Ceux-ci quitterent alors le rancho, descendirent le monticule, et trouverent leurs chevaux tout prets a etre

Apres avoir fait un dernier signe d’adieu aux habitants du rancho groupes sur la plate-forme, ils se mirent en selle et s’eloignerent au galop a travers terre pour aller rejoindre la route de la Veracruz.

–Allons-nous donc dans les Terres-Chaudes? demanda Dominique tout en galopant aupres de son compagnon. –Oh! Oh! Nous n’allons pas aussi loin, tant s’en faut; je te conduis seulement a quelques lieues d’ici, dans une hacienda ou je compte te faire faire une nouvelle connaissance. –Bah! Pourquoi donc? Je me soucie peu des nouvelles connaissances.

–Celle-ci te sera fort utile. –Ah! Alors c’est different. Je vous avoue que je n’aime pas beaucoup les Mexicains. –La personne a laquelle on te presentera n’est pas mexicaine, elle est francaise.

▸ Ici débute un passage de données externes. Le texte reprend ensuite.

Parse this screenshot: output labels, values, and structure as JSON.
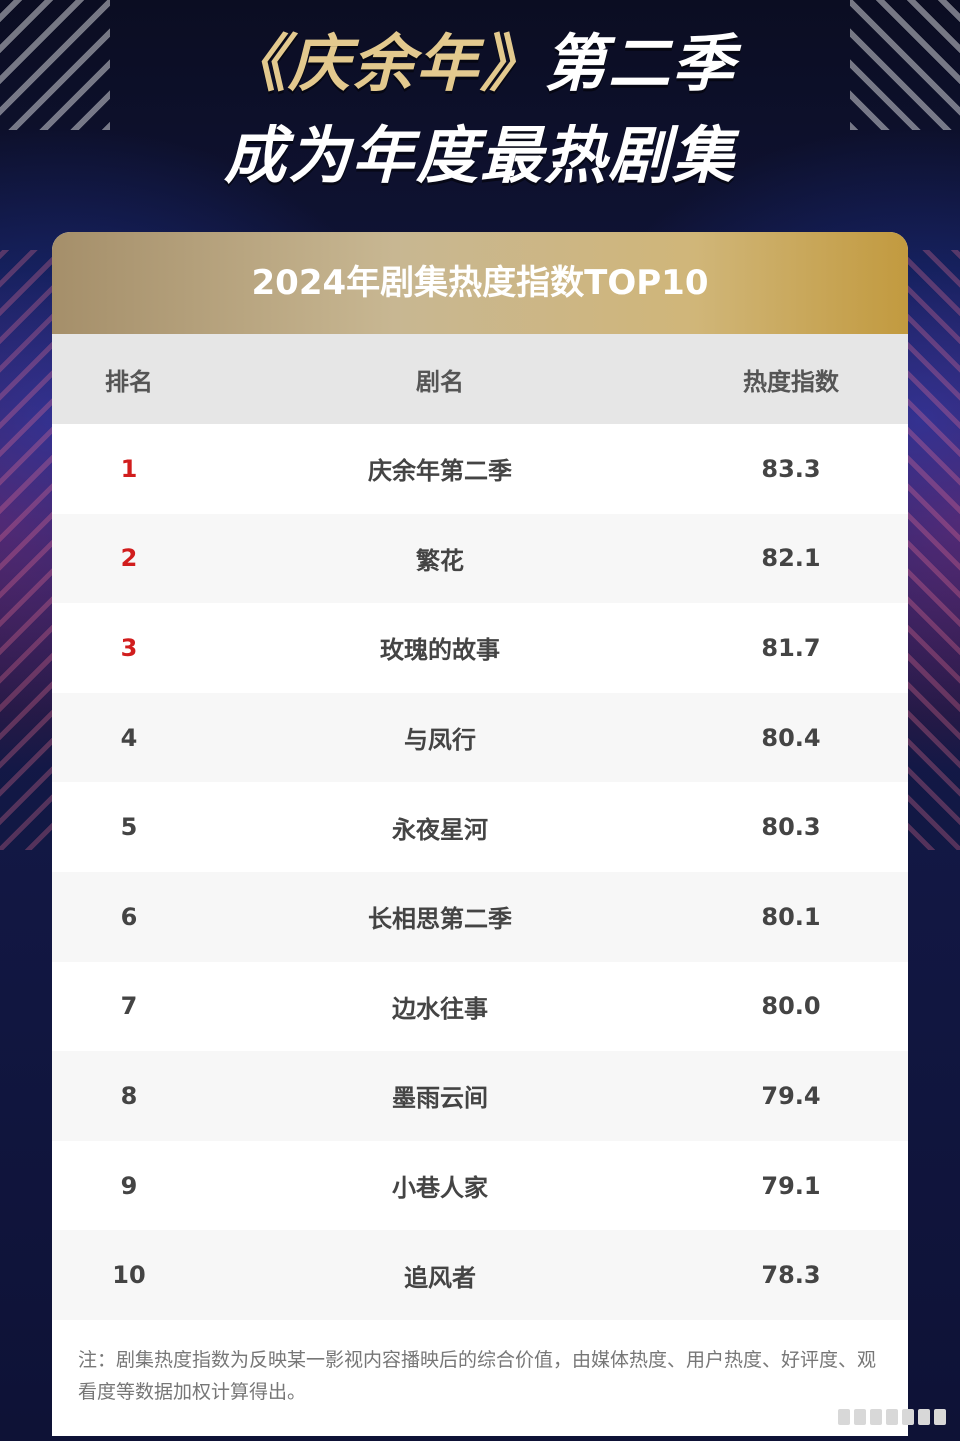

–Ce n’est plus du tout la meme chose, mais pourquoi donc me dites-vous qu’on me presentera? Est-ce que ce n’est pas vous qui vous chargerez de cela? –Non, c’est une autre personne que tu connais, et pour laquelle tu as meme une certaine affection. –De qui donc parlez-vous? –De Leo Carral. –Le mayordomo de l’hacienda del Arenal? –Lui-meme. –C’est donc a l’hacienda que nous allons, alors? –Pas precisement, mais dans les environs. J’ai donne au mayordomo un rendez-vous ou il doit m’attendre, c’est a ce rendez-vous que nous allons en ce moment. –Alors tout est pour le mieux, je serai charme de revoir Leo Carral.

C’est un bon compagnon.

–Et un homme de coeur et d’honneur, ajouta Olivier. X LE RENDEZ-VOUS Depuis son arrivee a l’hacienda del Arenal, dona Dolores avait toujours tenu envers le comte de la Saulay une conduite reservee que les projets de drive-master.com mariage faits par leurs deux familles etaient loin de justifier. Jamais la jeune fille n’avait eu, nous ne dirons pas d’entretiens particuliers avec celui qu’elle devait en quelque sorte considerer comme son fiance, mais seulement la plus legere privaute et la plus innocente familiarite; tout en demeurant polie et meme gracieuse, elle avait su, des le premier jour qu’ils s’etaient vus, elever une barriere entre elle et le comte, barriere que celui-ci ne s’etait jamais hasarde a franchir et qui l’avait condamne a demeurer, peut-etre contre ses desirs secrets, dans les bornes de la plus severe reserve. Dans ces conditions, et surtout apres la scene a laquelle il avait assiste la nuit precedente, on comprendra facilement quelle dut etre la stupefaction du jeune homme en apprenant que dona Dolores lui demandait une entrevue. Que pouvait-elle avoir a lui dire? Pour quel motif lui assignait-elle ce rendez-vous? Quelle raison la poussait a agir de la sorte? Telles etaient les questions que le comte ne cessait de s’adresser, questions qui demeuraient forcement sans reponse.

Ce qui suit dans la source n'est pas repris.